A couple of months ago my doctor decided that I was getting strong enough to try a Ketogenic diet. This is designed to convince the body to stop burning sugar and, instead, burn fat. Since the toxins I was exposed to are stored in fat cells, this does double duty of losing weight and getting rid of stored toxins. It also helps to fuel the brain and repair any damage done to the neurological system.
On this diet, I am supposed to eat only 5% carbs, 25% protein and 70% fat. (I aim at keeping my carb intake down to 20g per day. That is equivalent to 1.5 Reeses cups or a half of a medium order of McDonalds fries. All day!)
It is hard to find that much fat without consuming carbs. One of the cures is to make and eat fat bombs as a snack. They are made of healthy fats and no added sugar.
To make life easier, I am using silicone baking cups. The ingredients easily release from the cups and they are easy to clean.
Chocolate
The first step in making these is creating a layer of chocolate, letting it cool, then adding a layer of coconut cream, coconut oil and some other goodies to ad some texture and crunch. I like to use roasted almonds, some raw coconut and a few cacao chips.

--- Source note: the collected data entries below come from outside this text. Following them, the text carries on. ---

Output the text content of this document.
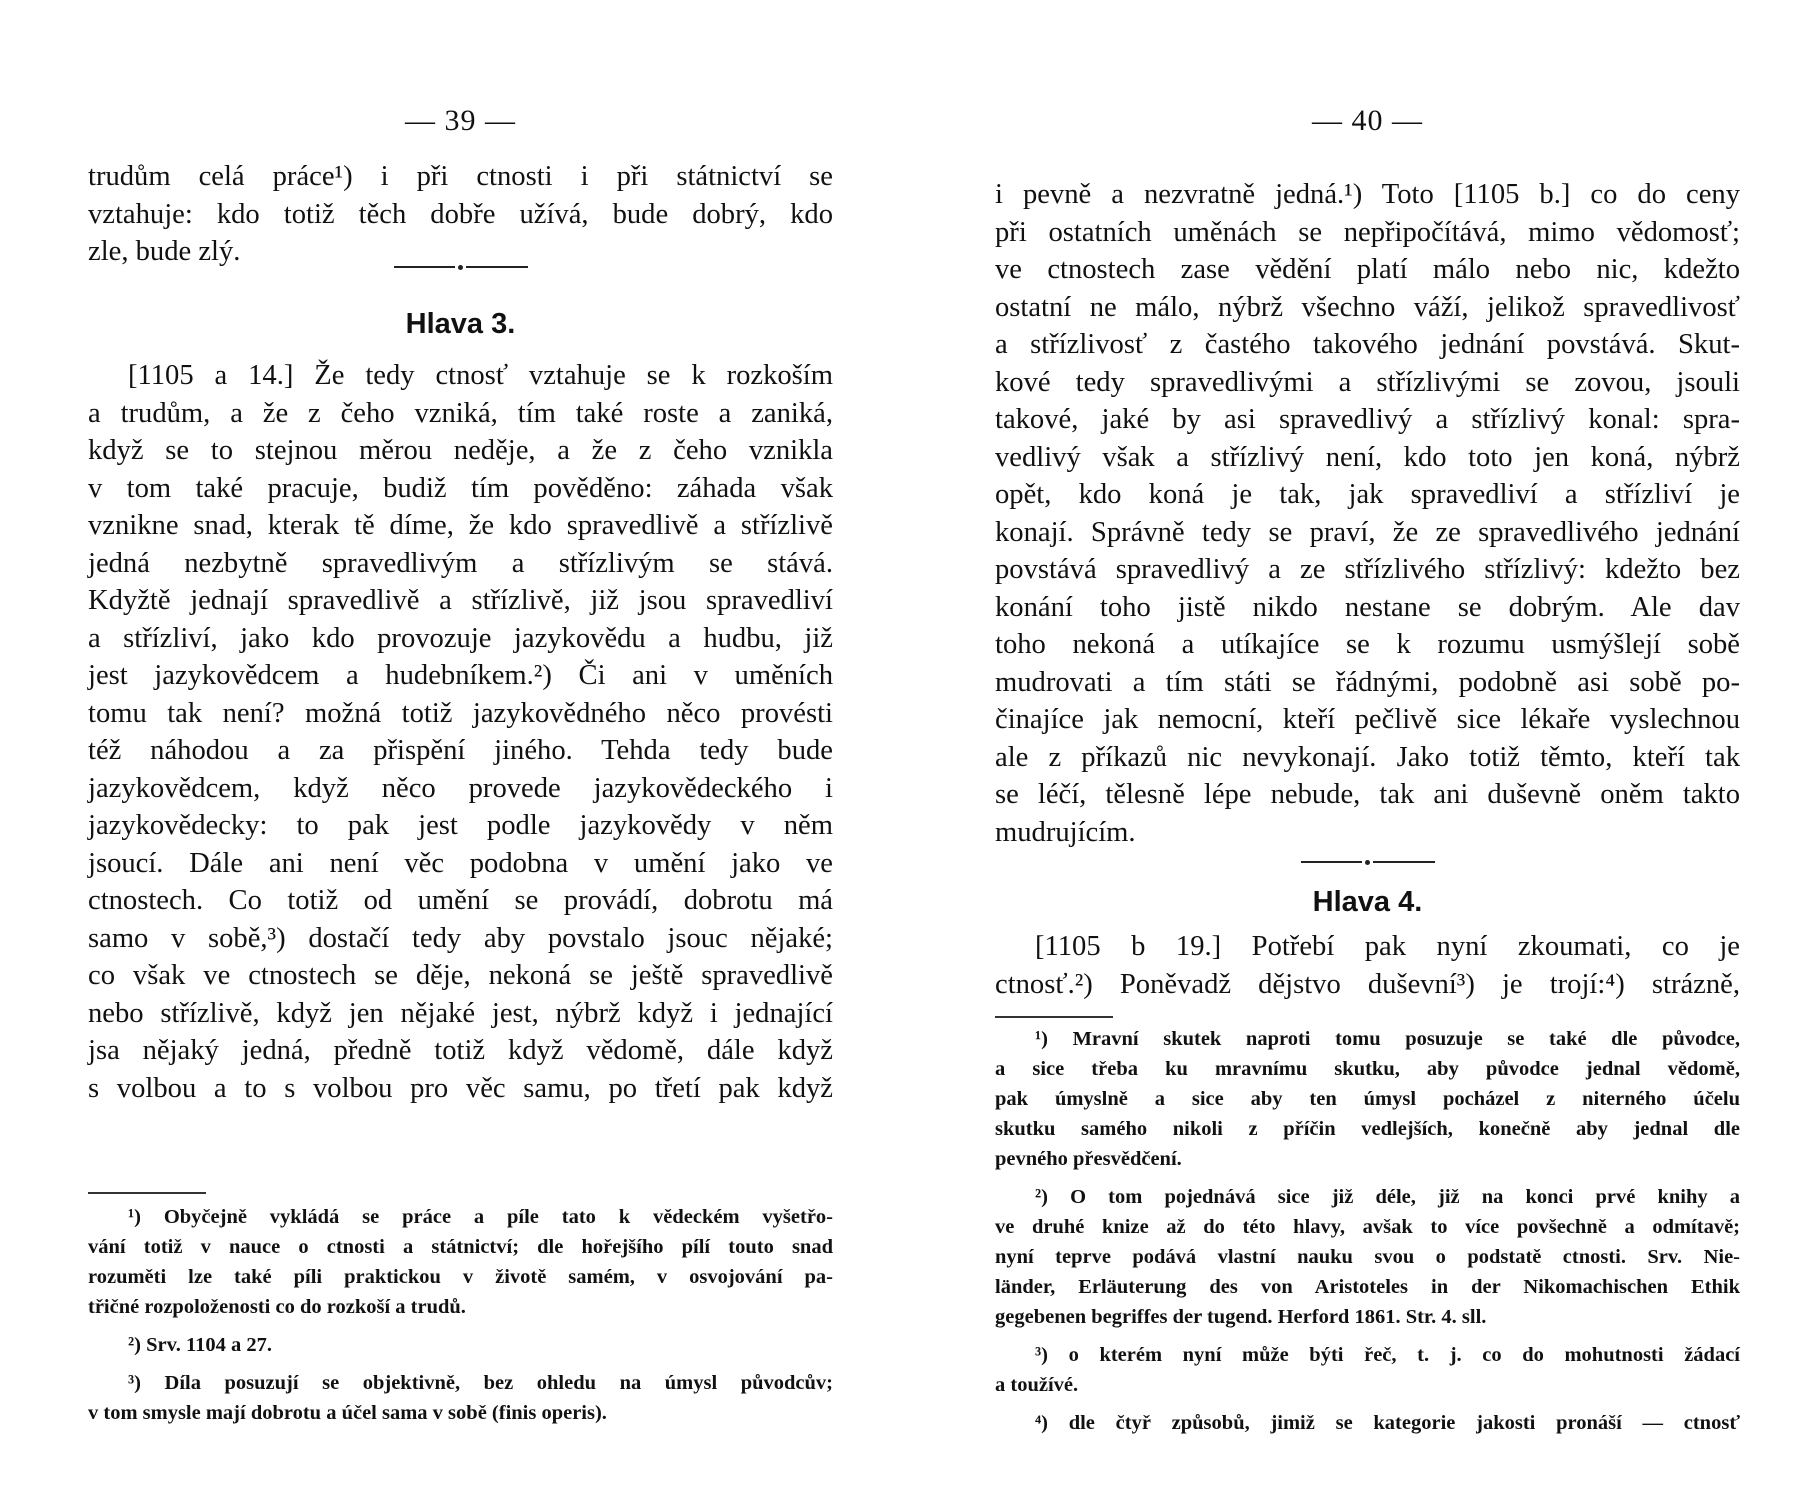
— 39 —
trudům celá práce¹) i při ctnosti i při státnictví se
vztahuje: kdo totiž těch dobře užívá, bude dobrý, kdo
zle, bude zlý.
Hlava 3.
[1105 a 14.] Že tedy ctnosť vztahuje se k rozkoším
a trudům, a že z čeho vzniká, tím také roste a zaniká,
když se to stejnou měrou neděje, a že z čeho vznikla
v tom také pracuje, budiž tím pověděno: záhada však
vznikne snad, kterak tě díme, že kdo spravedlivě a střízlivě
jedná nezbytně spravedlivým a střízlivým se stává.
Kdyžtě jednají spravedlivě a střízlivě, již jsou spravedliví
a střízliví, jako kdo provozuje jazykovědu a hudbu, již
jest jazykovědcem a hudebníkem.²) Či ani v uměních
tomu tak není? možná totiž jazykovědného něco provésti
též náhodou a za přispění jiného. Tehda tedy bude
jazykovědcem, když něco provede jazykovědeckého i
jazykovědecky: to pak jest podle jazykovědy v něm
jsoucí. Dále ani není věc podobna v umění jako ve
ctnostech. Co totiž od umění se provádí, dobrotu má
samo v sobě,³) dostačí tedy aby povstalo jsouc nějaké;
co však ve ctnostech se děje, nekoná se ještě spravedlivě
nebo střízlivě, když jen nějaké jest, nýbrž když i jednající
jsa nějaký jedná, předně totiž když vědomě, dále když
s volbou a to s volbou pro věc samu, po třetí pak když
¹) Obyčejně vykládá se práce a píle tato k vědeckém vyšetřo-
vání totiž v nauce o ctnosti a státnictví; dle hořejšího pílí touto snad
rozuměti lze také píli praktickou v životě samém, v osvojování pa-
třičné rozpoloženosti co do rozkoší a trudů.
²) Srv. 1104 a 27.
³) Díla posuzují se objektivně, bez ohledu na úmysl původcův;
v tom smysle mají dobrotu a účel sama v sobě (finis operis).
— 40 —
i pevně a nezvratně jedná.¹) Toto [1105 b.] co do ceny
při ostatních uměnách se nepřipočítává, mimo vědomosť;
ve ctnostech zase vědění platí málo nebo nic, kdežto
ostatní ne málo, nýbrž všechno váží, jelikož spravedlivosť
a střízlivosť z častého takového jednání povstává. Skut-
kové tedy spravedlivými a střízlivými se zovou, jsouli
takové, jaké by asi spravedlivý a střízlivý konal: spra-
vedlivý však a střízlivý není, kdo toto jen koná, nýbrž
opět, kdo koná je tak, jak spravedliví a střízliví je
konají. Správně tedy se praví, že ze spravedlivého jednání
povstává spravedlivý a ze střízlivého střízlivý: kdežto bez
konání toho jistě nikdo nestane se dobrým. Ale dav
toho nekoná a utíkajíce se k rozumu usmýšlejí sobě
mudrovati a tím státi se řádnými, podobně asi sobě po-
činajíce jak nemocní, kteří pečlivě sice lékaře vyslechnou
ale z příkazů nic nevykonají. Jako totiž těmto, kteří tak
se léčí, tělesně lépe nebude, tak ani duševně oněm takto
mudrujícím.
Hlava 4.
[1105 b 19.] Potřebí pak nyní zkoumati, co je
ctnosť.²) Poněvadž dějstvo duševní³) je trojí:⁴) strázně,
¹) Mravní skutek naproti tomu posuzuje se také dle původce,
a sice třeba ku mravnímu skutku, aby původce jednal vědomě,
pak úmyslně a sice aby ten úmysl pocházel z niterného účelu
skutku samého nikoli z příčin vedlejších, konečně aby jednal dle
pevného přesvědčení.
²) O tom pojednává sice již déle, již na konci prvé knihy a
ve druhé knize až do této hlavy, avšak to více povšechně a odmítavě;
nyní teprve podává vlastní nauku svou o podstatě ctnosti. Srv. Nie-
länder, Erläuterung des von Aristoteles in der Nikomachischen Ethik
gegebenen begriffes der tugend. Herford 1861. Str. 4. sll.
³) o kterém nyní může býti řeč, t. j. co do mohutnosti žádací
a toužívé.
⁴) dle čtyř způsobů, jimiž se kategorie jakosti pronáší — ctnosť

I have been using Lindt 90% chocolate bars, but am thinking of getting into using 100% pure raw bulk chocolate.
There are only 30 grams of carbs per bar with 12 of those being dietary fiber. So, using one bar for 12 fat bombs leaves only 1.5 grams of carbs per serving.
Melting the chocolate in a double boiler is not problem at all. Tempering chocolate is something that I am just learning. Tempering gives chocolate that nice firm snap and it doesn’t melt on your fingers.

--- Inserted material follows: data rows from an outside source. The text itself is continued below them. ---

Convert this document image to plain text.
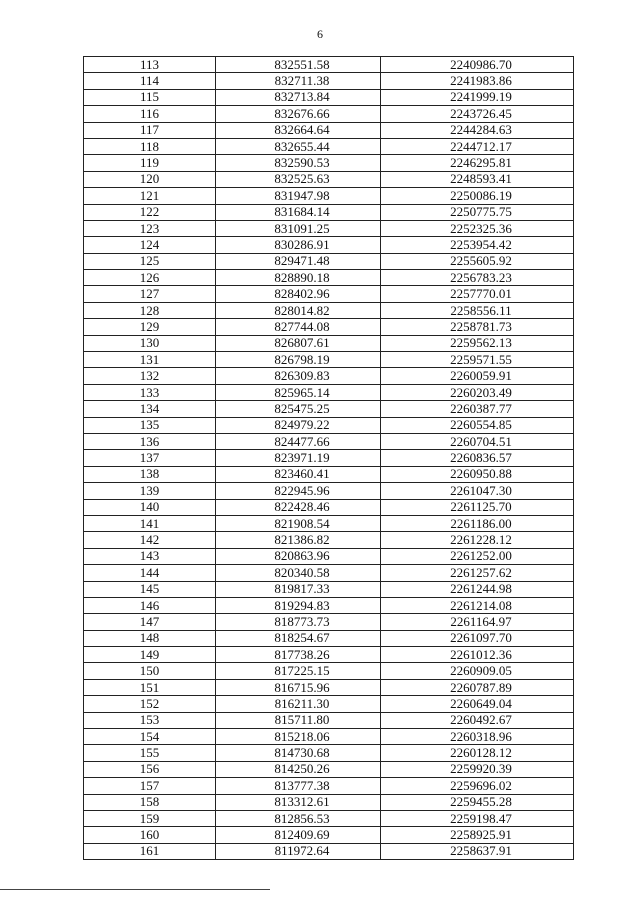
6
113	832551.58	2240986.70
114	832711.38	2241983.86
115	832713.84	2241999.19
116	832676.66	2243726.45
117	832664.64	2244284.63
118	832655.44	2244712.17
119	832590.53	2246295.81
120	832525.63	2248593.41
121	831947.98	2250086.19
122	831684.14	2250775.75
123	831091.25	2252325.36
124	830286.91	2253954.42
125	829471.48	2255605.92
126	828890.18	2256783.23
127	828402.96	2257770.01
128	828014.82	2258556.11
129	827744.08	2258781.73
130	826807.61	2259562.13
131	826798.19	2259571.55
132	826309.83	2260059.91
133	825965.14	2260203.49
134	825475.25	2260387.77
135	824979.22	2260554.85
136	824477.66	2260704.51
137	823971.19	2260836.57
138	823460.41	2260950.88
139	822945.96	2261047.30
140	822428.46	2261125.70
141	821908.54	2261186.00
142	821386.82	2261228.12
143	820863.96	2261252.00
144	820340.58	2261257.62
145	819817.33	2261244.98
146	819294.83	2261214.08
147	818773.73	2261164.97
148	818254.67	2261097.70
149	817738.26	2261012.36
150	817225.15	2260909.05
151	816715.96	2260787.89
152	816211.30	2260649.04
153	815711.80	2260492.67
154	815218.06	2260318.96
155	814730.68	2260128.12
156	814250.26	2259920.39
157	813777.38	2259696.02
158	813312.61	2259455.28
159	812856.53	2259198.47
160	812409.69	2258925.91
161	811972.64	2258637.91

Once melted (and/or tempered), it is easy to drop enough chocolate into the cups to cover the bottom. Not much is needed. One bar makes for about 1.5 teaspoons of chocolate per cup.
Coconut Butter
I make my own coconut butter. The shredded organic unsweetened coconut comes from our local coop. Throw about a pound of raw coconut into a strong food processor and let it spin for 20-30 minutes until the oils release and the pulp is ground fine.
Some people strain the resulting mixture to remove the pulp. I happen to like the pulp and use it as is. I used to store it in a mason jar. However, that made it hard to extract the amount needed for a recipe. I have change to molding 1/4 cup serving in a silicone muffin tin and storing them in the refrigerator. It is then very easy to apportion the amount needed for a recipe.
Final Product
The final product is a not-so-sweet treat. The right amount of salt in the coconut mixture is the key to balancing the flavor. They should last indefinitely, especially if they are stored in the refrigerator. However, it is unlikely that a dozen stand a chance of lasting the week.
- 3.5 oz chocolate
- 6 Tablespoons coconut butter
- 3 Tablespoons coconut oil
- 1/4 tsp vanilla extract
- Salt Ground Himalayan, to taste
- Melt (preferably temper) the chocolate in a double boiler. Split among 12 baking cups (about 1.5 teaspoons per cup.) Cool in refrigerator until solid.
- Combine coconut butter, coconut oil and vanilla in to double boiler until melted and combined. Season to taste with salt.
- Put your texture components (chopped almonds, shredded coconut) in the baking cups on top of the chocolate
- Spoon the hot coconut mixture into the cups (1.5 tsp per cup) making sure the contents are level and the raw coconut is saturated.
- Sprinkle raw cocoa nibs onto the coconut mixture for more texture and for decoration.